AI's Sputnik Moment
Credit: Marc Andreessen
AI's Sputnik Moment
Last week DeepSeek emerged and Andrew and I spoke about it on our video conversation. On Monday the stock market crashed. Below is a short segment that ends with Andrew stating "it could mean a sharp correction for the markets". We never give investment advice, but this was spot on.
Here is the clip.
This week we have been bombarded with further discussion about DeepSeek. It has become clear that the hedge fund that developed DeepSeek has over time invested in about 50,000 NVIDIA GPUs costing around $1.5bn. Far short of Stargate's $500 billion target but still too much for most players.
And as if last week's news wasn't enough we now have another new model - Tülu 3 -from Allen Institute (https://decrypt.co/303703/remember-deepseek-two-new-ai-models-say-theyre-even-better) that is seemingly even better and is even more open source.
Both Stratechery and Semi-Analysis have great analysis of Deepseek (see below).
So what does it all mean?
I think that depends on who you are.
For OpenAI it means that there is competition. Sam Altman already acknowledged the need to speed up their release schedule and stay ahead. Are Language models are not dead. They are the basis on which all smaller models are created. But large models can now be built more cheaply and are good enough for many use cases. The cost of training new models will not decline but the cost of building derivative models has fallen off a cliff. Open source will become a real solution for many businesses.

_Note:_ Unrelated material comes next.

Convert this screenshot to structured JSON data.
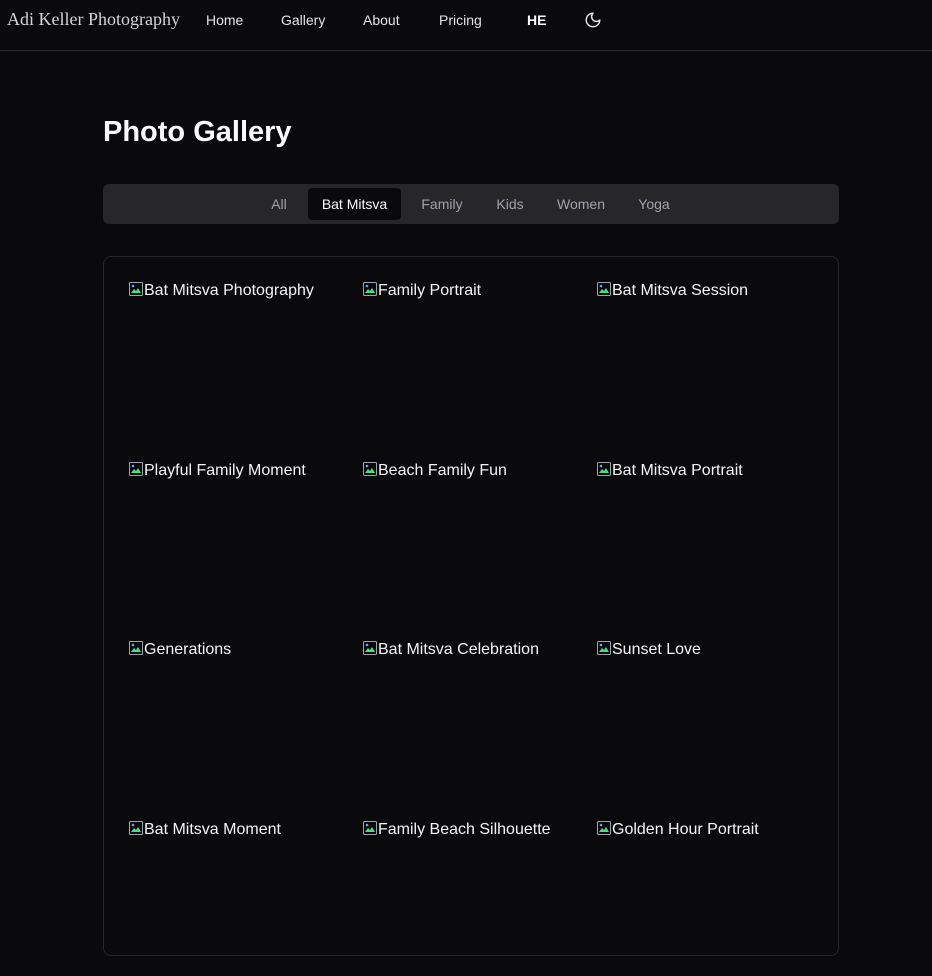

For Meta it is a very concerning moment. Meta's Llama is the prime open source model, along with Alibaba's Qwen. Now DeepSeek has open sourced its Llama equivalent - R3 - and its reasoning o1 equivalent - R1. This gives developers simple and cheaper choices that are as good or better than Llama. It threatens Meta's entire strategy.
For Microsoft it means that the dependence on OpenAI is a thing of the past. Its rapid embrace of DeepSeek (see below) is a great example of its desire to reduce reliance and costs. It also probably means that Microsoft does not need to build its own super expensive model.
For Google it is more bad news. Google has to build its own models. That will not get cheaper. And it can't do what Microsoft does and rely on third parties.
For Amazon it is, similar to Microsoft, able to incorporate their party efforts. Costs can go down.
For Nvidia the impact is probably overstated. The large buyers still need to buy Nvidia GPUs and train new large models with hundreds of millions of parameters. OpenAI, Google, Amazon, Microsoft and the rest will all remain customers.
For Grok/Elon Musk it is both good and bad news. Good that OpenAI has to stay on its toes. Bad that cheap and effective models are coming. Grok 3 is soon to be launched and the bar has been raised very high now.
For AI users this is only good. More models, better models, cheaper models. And with "reasoning" and able to act as agents not just chatbots. Customers too will benefit. The pile of cash available to purchase AI is large and the platforms, apps and services available is growing exponentially. This will be trillions of dollars and will accelerate to that more rapidly.
Marc Andreessen described DeepSeek as a Sputnik moment for AI. Sputnik triggered the US to accelerate spending and achievement. The same will be true here.